The results of this sea change were beginning to be evident in the Howard Dean campaign, in 2004, but they have been especially apparent in the 2008 Presidential campaign. It is hard to imagine that Barack Obama could have defeated Hillary Clinton, the establishment candidate for the Democratic nomination, or that he could have gone on to win an overwhelming victory against John McCain, without his highly sophisticated use of the internet to organize volunteers and raise previously unheard-of sums of money. The internet has thus seemingly accomplished what successive legislative efforts to reform campaign finance failed to do: it has eliminated candidate’s reliance on large donors and the disproportionate influence that accompanied that reliance.
It would be a mistake, however, to think that fundraising is the only political change effected by the internet. The ability to communicate cheaply and almost instantaneously with millions of people, the ability to link up campaign volunteers, and the ability to both spread and counter misinformation have all had a profound impact on our political process, and will continue to change our political, civic and personal relationships in ways we cannot yet fully anticipate or appreciate. Our common civic landscape is also undergoing profound transformation, becoming more accessible, more “lateral” and more democratic. We won’t know the precise contours of that transformation for many years, but its impact cannot be overstated.
How many of you forward political/humorous emails?
How many of you in this room read blogs?
How many of you blog yourselves? Post or comment?
How many use Facebook or MySpace? Have friends “recruited” you to
join their causes?
Anyone here who has hosted a meetup, or organized a small-p political
event via the internet?
What have you found to be the most effective communication?
CONCLUDE: Looking at the experiences/reports/research of the past couple of years, what appears at this point to be most effective is the marriage of technology and traditional grass-roots organizing. (Example of GOTV/bar codes).

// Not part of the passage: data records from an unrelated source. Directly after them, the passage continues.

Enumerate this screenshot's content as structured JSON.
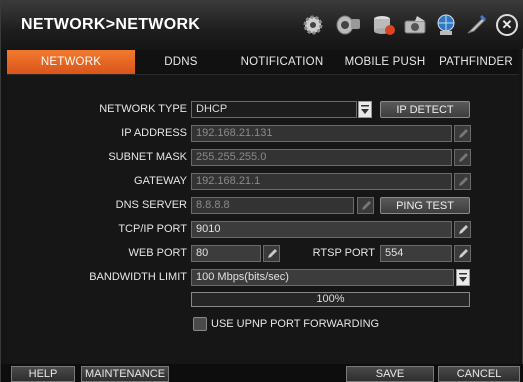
{
  "window": {
    "title": "NETWORK>NETWORK"
  },
  "toolbar_icons": [
    "gear-icon",
    "camera-icon",
    "storage-icon",
    "record-icon",
    "network-icon",
    "pen-icon"
  ],
  "tabs": [
    {
      "label": "NETWORK",
      "active": true
    },
    {
      "label": "DDNS",
      "active": false
    },
    {
      "label": "NOTIFICATION",
      "active": false
    },
    {
      "label": "MOBILE PUSH",
      "active": false
    },
    {
      "label": "PATHFINDER",
      "active": false
    }
  ],
  "form": {
    "network_type": {
      "label": "NETWORK TYPE",
      "value": "DHCP"
    },
    "ip_detect_label": "IP DETECT",
    "ip_address": {
      "label": "IP ADDRESS",
      "value": "192.168.21.131"
    },
    "subnet_mask": {
      "label": "SUBNET MASK",
      "value": "255.255.255.0"
    },
    "gateway": {
      "label": "GATEWAY",
      "value": "192.168.21.1"
    },
    "dns_server": {
      "label": "DNS SERVER",
      "value": "8.8.8.8"
    },
    "ping_test_label": "PING TEST",
    "tcp_ip_port": {
      "label": "TCP/IP PORT",
      "value": "9010"
    },
    "web_port": {
      "label": "WEB PORT",
      "value": "80"
    },
    "rtsp_port": {
      "label": "RTSP PORT",
      "value": "554"
    },
    "bandwidth_limit": {
      "label": "BANDWIDTH LIMIT",
      "value": "100 Mbps(bits/sec)"
    },
    "bandwidth_percent": "100%",
    "bandwidth_fraction": 1.0,
    "upnp": {
      "label": "USE UPNP PORT FORWARDING",
      "checked": false
    }
  },
  "bottom": {
    "help": "HELP",
    "maintenance": "MAINTENANCE",
    "save": "SAVE",
    "cancel": "CANCEL"
  },
  "colors": {
    "accent": "#e8652a",
    "background": "#161616"
  }
}
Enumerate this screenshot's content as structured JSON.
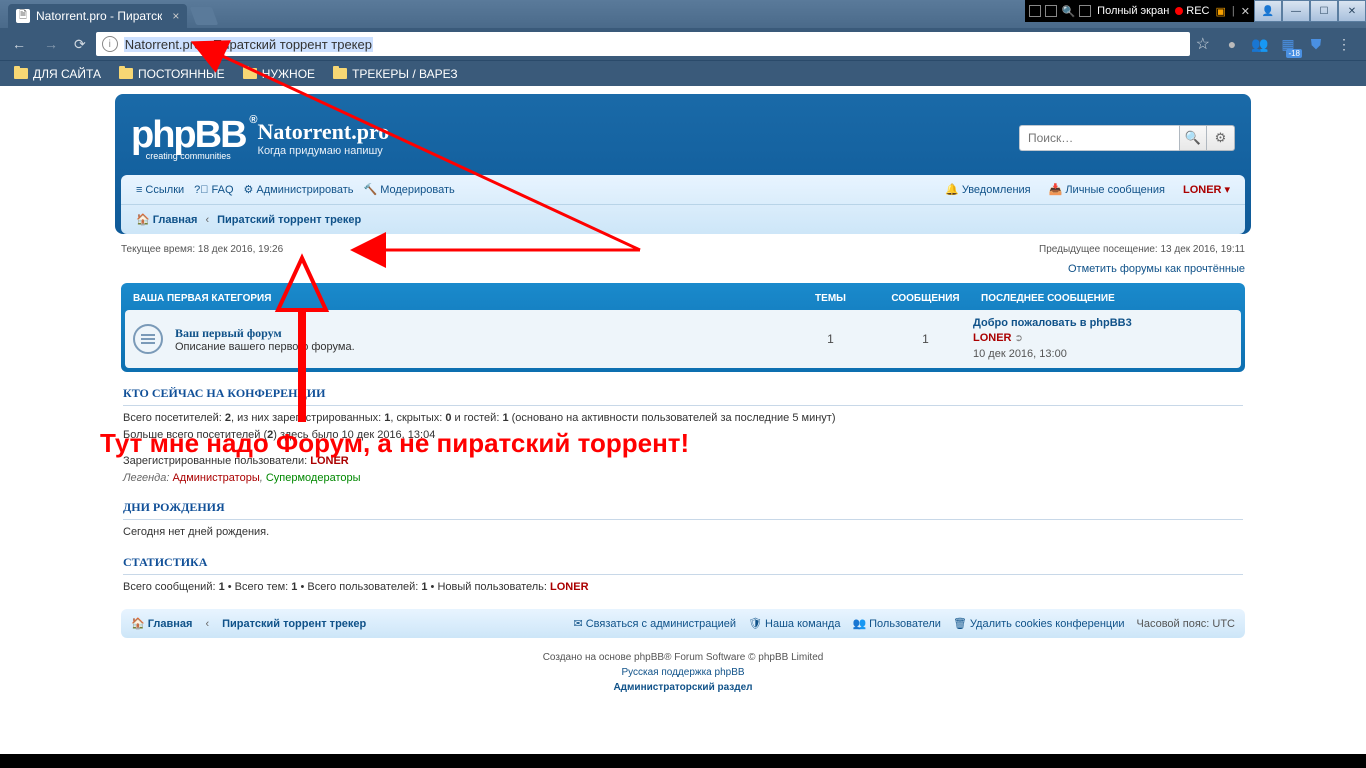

The people and organizations that are making the most effective use of new communication technology are using that technology to do a more efficient and effective job of time-honored political organizing—they aren’t replacing grass-roots efforts, they are amplifying them and making them more effective and efficient. At the end of the day, these new communications technologies are like power tools—if you want to build a wood table, you still have to create a plan or template, you still have to measure carefully, cut the wood to the correct dimensions and so forth. The new power saw just makes cutting easier.
Those of us who want to accomplish a social goal still have to have a clear mission, and a strategic plan. We still have to enlist volunteers, raise necessary funds, and persuade the relevant policymakers. The difference is that we have new tools available to help us implement our plans and achieve our goals. If we use those tools properly and creatively, they can magnify our efforts. What they cannot do is replace those efforts, or make up for bad planning. It really is a case of “the more things change, the more they stay the same.”